Un atteggiamento discriminatorio contro il quale ha presentato ricorso la Cgil del Trentino, assistita dagli avvocati Giovanni Guarini e Alberto Guariso.

Ricorso accolto dal tribunale di Trento; “una sentenza storica, quella scritta dalla giudice Giuseppina Passarelli” scrive la Cgil in un comunicato.

Cappuccio ora dovrà risarcire al sindacato di Via Muredei una somma pari a 6mila euro, più le spese legali. Il tribunale ha stabilito, inoltre, che la sentenza dovrà essere pubblica su un giornale nazionale, Corriere della Sera, Repubblica, Il Sole24Ore, La Stampa o il Fatto quotidiano. 
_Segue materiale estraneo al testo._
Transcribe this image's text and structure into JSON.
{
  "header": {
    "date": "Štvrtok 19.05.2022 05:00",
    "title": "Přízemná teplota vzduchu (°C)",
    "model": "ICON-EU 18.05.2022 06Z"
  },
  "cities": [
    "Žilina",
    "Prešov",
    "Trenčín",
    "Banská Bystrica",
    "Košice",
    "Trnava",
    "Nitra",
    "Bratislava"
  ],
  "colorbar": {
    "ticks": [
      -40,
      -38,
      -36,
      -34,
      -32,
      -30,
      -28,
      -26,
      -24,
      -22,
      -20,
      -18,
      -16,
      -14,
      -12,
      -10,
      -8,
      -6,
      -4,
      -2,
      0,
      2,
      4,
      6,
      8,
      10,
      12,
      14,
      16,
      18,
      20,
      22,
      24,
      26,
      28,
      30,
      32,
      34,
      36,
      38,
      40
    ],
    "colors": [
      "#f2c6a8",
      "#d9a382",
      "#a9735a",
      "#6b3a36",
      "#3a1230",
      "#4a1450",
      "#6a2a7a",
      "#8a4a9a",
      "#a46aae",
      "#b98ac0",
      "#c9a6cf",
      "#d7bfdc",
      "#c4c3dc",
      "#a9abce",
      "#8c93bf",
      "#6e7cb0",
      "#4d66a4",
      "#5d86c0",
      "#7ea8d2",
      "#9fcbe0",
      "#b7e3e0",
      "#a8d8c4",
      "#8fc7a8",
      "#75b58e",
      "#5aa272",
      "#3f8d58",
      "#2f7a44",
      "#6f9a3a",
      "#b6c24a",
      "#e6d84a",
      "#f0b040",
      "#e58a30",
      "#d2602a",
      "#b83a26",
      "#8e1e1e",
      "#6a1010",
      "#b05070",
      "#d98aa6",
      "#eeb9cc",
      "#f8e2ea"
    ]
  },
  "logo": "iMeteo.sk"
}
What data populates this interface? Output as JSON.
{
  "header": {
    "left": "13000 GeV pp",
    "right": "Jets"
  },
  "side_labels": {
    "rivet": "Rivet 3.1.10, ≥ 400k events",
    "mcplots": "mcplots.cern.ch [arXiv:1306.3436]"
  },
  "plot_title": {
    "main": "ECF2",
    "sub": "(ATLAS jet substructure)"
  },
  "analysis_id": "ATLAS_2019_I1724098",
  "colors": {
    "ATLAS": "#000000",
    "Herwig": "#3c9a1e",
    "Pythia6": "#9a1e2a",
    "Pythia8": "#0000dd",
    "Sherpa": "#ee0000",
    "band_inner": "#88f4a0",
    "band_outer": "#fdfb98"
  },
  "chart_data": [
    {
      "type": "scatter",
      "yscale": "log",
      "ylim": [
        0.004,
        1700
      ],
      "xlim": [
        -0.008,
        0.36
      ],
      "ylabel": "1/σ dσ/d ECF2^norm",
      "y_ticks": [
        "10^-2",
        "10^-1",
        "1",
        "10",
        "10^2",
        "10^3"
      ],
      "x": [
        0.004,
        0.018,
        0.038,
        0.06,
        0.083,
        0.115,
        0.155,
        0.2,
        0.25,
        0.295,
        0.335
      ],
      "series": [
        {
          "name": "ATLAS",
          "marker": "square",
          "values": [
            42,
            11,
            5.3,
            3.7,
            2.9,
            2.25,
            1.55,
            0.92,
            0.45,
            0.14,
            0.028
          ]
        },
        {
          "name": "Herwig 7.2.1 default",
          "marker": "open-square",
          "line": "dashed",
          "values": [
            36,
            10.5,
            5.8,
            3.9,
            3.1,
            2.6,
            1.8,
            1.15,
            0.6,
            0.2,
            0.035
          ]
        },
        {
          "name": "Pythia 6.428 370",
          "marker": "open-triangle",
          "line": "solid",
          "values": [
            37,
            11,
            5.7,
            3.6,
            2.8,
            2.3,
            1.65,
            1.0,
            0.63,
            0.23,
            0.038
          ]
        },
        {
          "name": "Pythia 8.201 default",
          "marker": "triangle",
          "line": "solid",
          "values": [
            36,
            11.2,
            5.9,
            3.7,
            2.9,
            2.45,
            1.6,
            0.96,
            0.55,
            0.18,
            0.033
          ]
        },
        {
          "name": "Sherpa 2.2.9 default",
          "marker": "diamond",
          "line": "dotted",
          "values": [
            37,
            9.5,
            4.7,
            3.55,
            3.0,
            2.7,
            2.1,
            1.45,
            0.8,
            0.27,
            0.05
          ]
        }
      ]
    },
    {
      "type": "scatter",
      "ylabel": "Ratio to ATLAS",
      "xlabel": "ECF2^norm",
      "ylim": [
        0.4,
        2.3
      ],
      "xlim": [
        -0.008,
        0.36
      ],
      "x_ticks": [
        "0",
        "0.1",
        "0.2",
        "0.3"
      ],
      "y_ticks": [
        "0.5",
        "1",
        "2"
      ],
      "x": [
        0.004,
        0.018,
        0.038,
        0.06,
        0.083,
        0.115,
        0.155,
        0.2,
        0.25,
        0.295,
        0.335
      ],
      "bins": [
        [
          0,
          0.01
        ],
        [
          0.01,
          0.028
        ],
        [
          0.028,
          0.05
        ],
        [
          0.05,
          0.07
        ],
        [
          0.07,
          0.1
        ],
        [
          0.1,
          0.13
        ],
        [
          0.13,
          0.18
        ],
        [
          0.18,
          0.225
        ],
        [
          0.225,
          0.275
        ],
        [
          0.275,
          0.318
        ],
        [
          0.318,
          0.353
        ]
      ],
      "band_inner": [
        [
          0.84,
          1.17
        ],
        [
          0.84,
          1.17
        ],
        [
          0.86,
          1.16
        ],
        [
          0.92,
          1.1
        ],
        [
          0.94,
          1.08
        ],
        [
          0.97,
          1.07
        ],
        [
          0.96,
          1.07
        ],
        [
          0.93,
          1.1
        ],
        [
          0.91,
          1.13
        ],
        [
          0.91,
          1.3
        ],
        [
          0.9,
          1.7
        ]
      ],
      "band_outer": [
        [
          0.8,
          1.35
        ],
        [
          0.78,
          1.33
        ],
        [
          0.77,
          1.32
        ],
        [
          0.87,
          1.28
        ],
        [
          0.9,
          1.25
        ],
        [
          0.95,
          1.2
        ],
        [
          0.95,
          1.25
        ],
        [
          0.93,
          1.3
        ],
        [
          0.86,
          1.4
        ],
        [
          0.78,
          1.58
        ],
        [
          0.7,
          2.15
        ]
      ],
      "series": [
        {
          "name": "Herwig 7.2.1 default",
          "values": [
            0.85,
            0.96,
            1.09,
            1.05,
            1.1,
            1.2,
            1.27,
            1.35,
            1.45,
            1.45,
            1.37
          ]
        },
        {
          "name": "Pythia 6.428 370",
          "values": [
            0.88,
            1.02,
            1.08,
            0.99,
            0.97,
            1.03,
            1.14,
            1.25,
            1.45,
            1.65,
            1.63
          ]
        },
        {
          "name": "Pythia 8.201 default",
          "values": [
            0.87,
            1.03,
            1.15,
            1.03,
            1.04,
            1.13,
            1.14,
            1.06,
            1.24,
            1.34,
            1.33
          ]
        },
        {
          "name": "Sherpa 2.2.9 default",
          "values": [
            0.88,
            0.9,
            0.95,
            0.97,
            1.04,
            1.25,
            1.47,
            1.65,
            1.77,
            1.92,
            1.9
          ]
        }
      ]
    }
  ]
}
“Noi ci battiamo contro ogni forma di discriminazione – dice Manuela Faggioni, che per la Cgil del Trentino ha anche la delega alle pari opportunità. Quelle parole sono state inaccettabili. Un lavoratore e una lavoratrice possono essere giudicati per le loro capacità professionali e le loro competenze, non certamente per la loro appartenenza politica o sindacale, né tanto meno per il proprio orientamento sessuale. E’ grave inoltre pensare e scrivere che chi si riconosce in pensieri politici di sinistra o non sia allineato ai gusti eterosessuali o peggio voglia far valere i diritti delle lavoratrici e dei lavoratori sia un nullafacente”.

Secondo la giudice le parole di Cappuccio stabiliscono una distinzione tra lavoratrici e lavoratori basata non su ragioni oggettive, impersonali e tecniche, ma su questioni che attengono la sfera personale dell’individuo. Dichiarazioni, ha chiarito la giudice, idonee a dissuadere le persone a presentare la propria candidatura. Contrastano altresì con il principio di eguaglianza e di solidarietà sanciti dalla nostra Costituzione, che “non tollerano pregiudizi di sorta, vincolando l’iniziativa privata al rispetto dell’utilità sociale”.

La sentenza ha inoltre ammesso il titolo di Cgil ad agire in ricorso per tutelare un interesse collettivo, che riguarda cioè non una singola specifica persona, ma un gruppo potenziale di individui, cioè le lavoratrici e i lavoratori.